Она ещё что-то говорила: про погоду, про политику, про успеваемость детей в школе, но Че её уже не слышал. Глаза его закрывались, и он снова наблюдал закат двух солнц и восход щербатой луны.

Он чуть не захлебнулся в водах бескрайнего океана. Чудовищная рыба поглотила его и вынесла на каменистый берег. Осмотревшись, Че понял, что это был остров, посреди которого плескалось озеро. На озере покачивался ещё один остров. Он казался бы совершенно пустынным, если бы не огромное дерево и не груды человеческих костей, устилающих его подножие. Чей-то голос сказал Че:

— Раз в году в ветвях этого дерева гнездится трёхногий ворон с жёлтыми глазами и железными когтями.

Че обернулся, чтобы увидеть, кто с ним говорит, и заметил мышь, выползающую из его правого уха. В этот же миг он очутился на дереве, висящем, как созревший плод. Все ветви дерева были увешаны такими плодами. Они колыхались при малейшем дуновении ветра, сталкивались друг с другом и стонали.

Внезапно появился трёхлапый ворон. Он рассёк клювом грудь Че и, взяв за ноги, выпотрошил из кожи все его кости…

Че пришёл в себя и ощутил нестерпимую боль во всём теле. В углу комнаты он заметил свою жену. Её глаза были полны слез. Она разговаривала с врачом, который всё время пожимал плечами. Из их разговора Че стало понятно, что он тяжело болен. Женщина говорила врачу, что вчера ночью она сняла Че с дерева, в ветвях которого тот сидел совершенно голый напротив зоомагазина.

— Ночи сейчас холодные, — сказал врач, — переохлаждение может сказаться на его общем состоянии. Да, и самое главное: вы нашли его одежду?

— Нет. На его теле стали проступать странные татуировки.

— Это могут быть пигментные пятна, — возразил врач. Че снова услышал удары бубна и его стало корчить в судорогах. Мысли его вновь потекли по неведомым тропам сна.

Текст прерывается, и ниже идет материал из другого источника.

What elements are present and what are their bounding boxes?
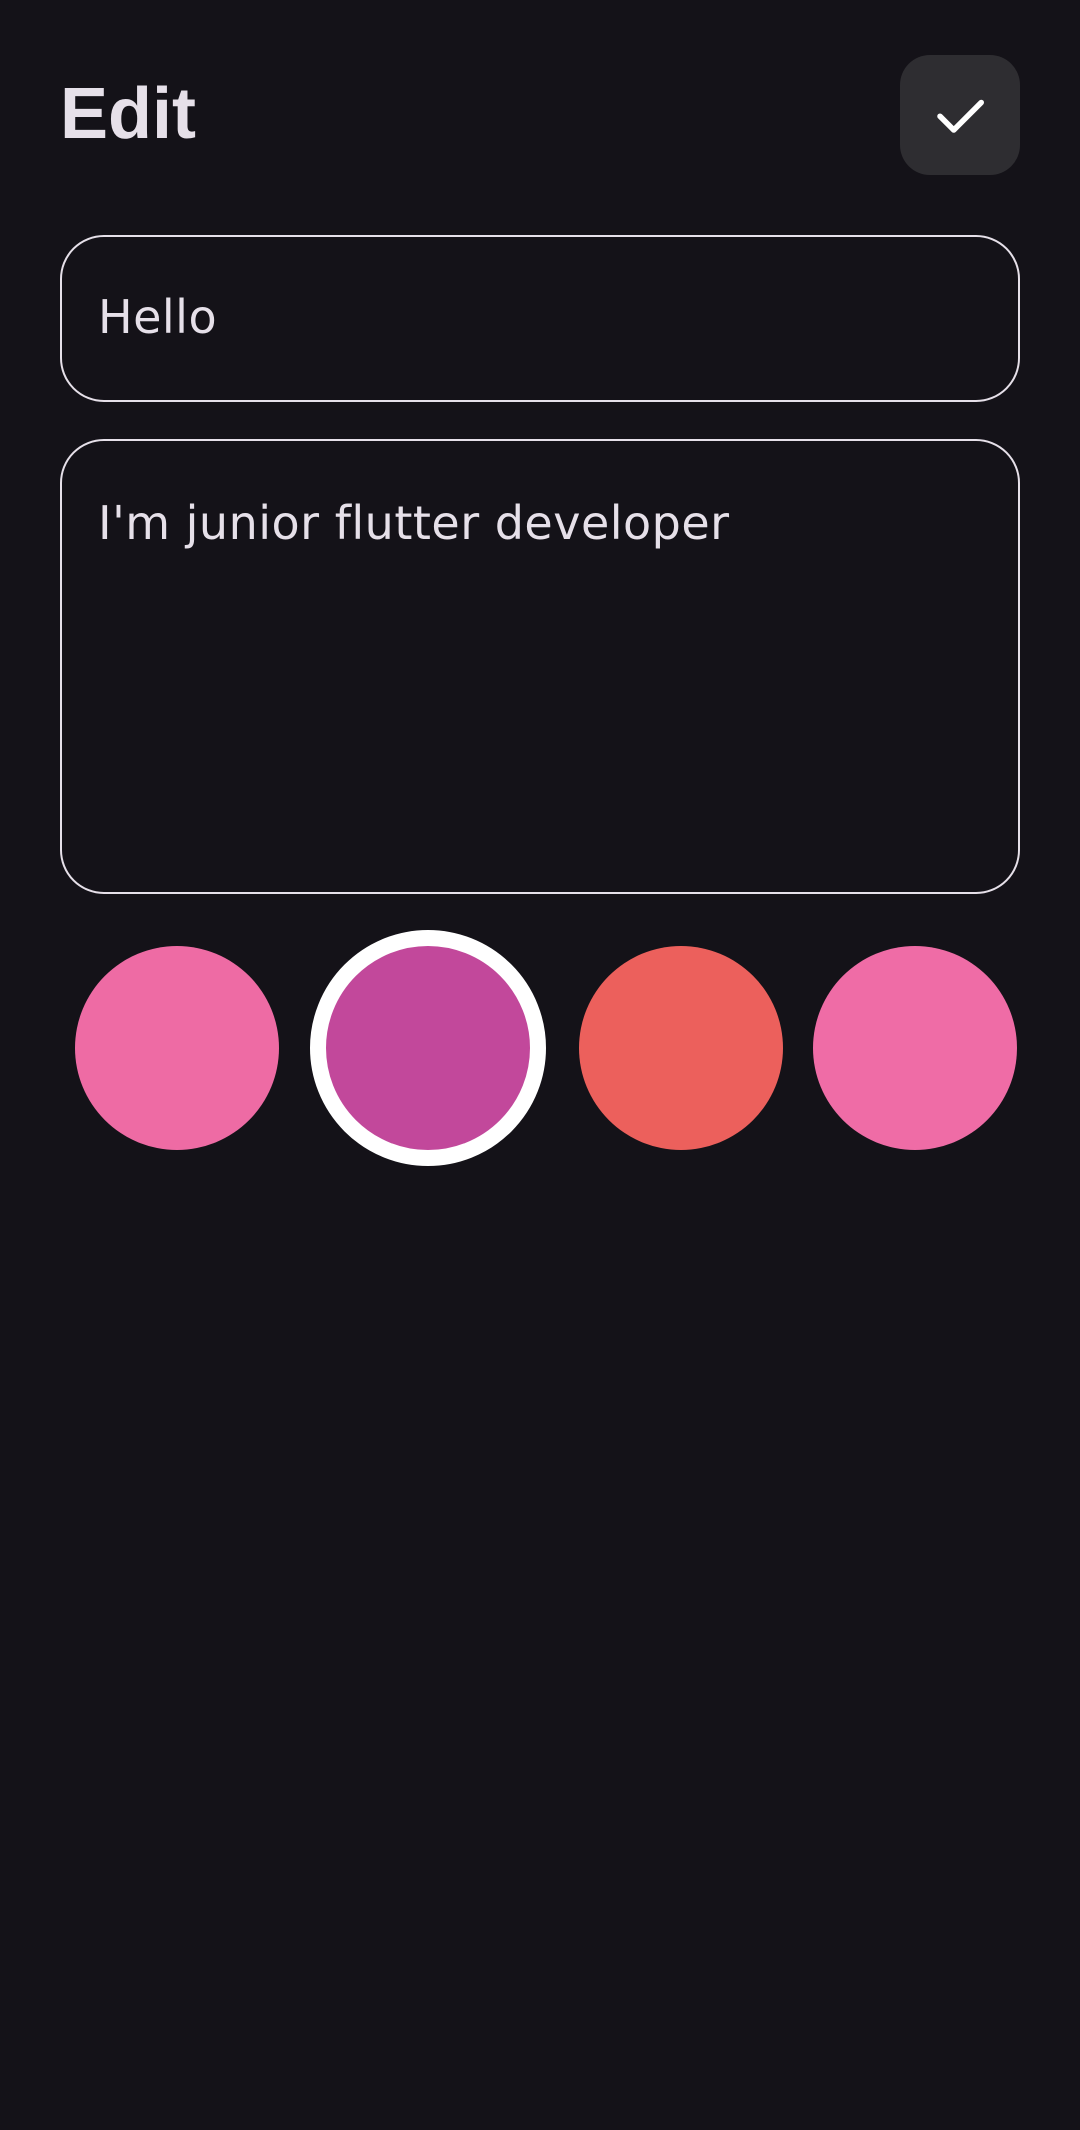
save-button[interactable] xyxy=(900,55,1020,175)
color-swatch-magenta[interactable] xyxy=(310,930,546,1166)
color-swatch-coral[interactable] xyxy=(579,946,783,1150)
description-field-value: I'm junior flutter developer xyxy=(98,496,730,550)
description-field[interactable]: I'm junior flutter developer xyxy=(60,439,1020,894)
check-icon xyxy=(930,85,990,145)
color-swatch-pink[interactable] xyxy=(75,946,279,1150)
title-field-value: Hello xyxy=(98,290,218,344)
color-swatch-light-pink[interactable] xyxy=(813,946,1017,1150)
title-field[interactable]: Hello xyxy=(60,235,1020,402)
page-title: Edit xyxy=(60,74,196,154)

Вот он снова на берегу Мирового океана. Вдали Че увидел огромную белую гору, но когда приблизился к ней, понял, что это женщина в рыбьей чешуе, наполовину погруженная в воду. Она казалась мёртвой, и её неподвижные глаза напоминали плохо вымытые окна. Че заглянул в них и увидел, что внутри полно духов, которые пляшут и пьют чай из самовара. Внезапно женщина зевнула и втянула в себя растерявшегося Че. Внутри было темно и тихо, но стоило Че обернуться, как пространство тускло осветилось. На пригорке сидела мышь и играла на варгане[1], издающем мрачный жужжащий звук. За ней показались три отверстия в земле, из которых валил едкий дым.

— В эти норы ты должен заглянуть, — не переставая играть, сказала мышь, — но помни, что тамошние обитатели постоянно поедают друг друга.

Че зашёл в первую нору. Там его жестоко запеленали и. положив в железную колыбель, принялись раскачивать. Сначала медленно, затем всё быстрее и быстрее, пока от усилия не порвались верёвки.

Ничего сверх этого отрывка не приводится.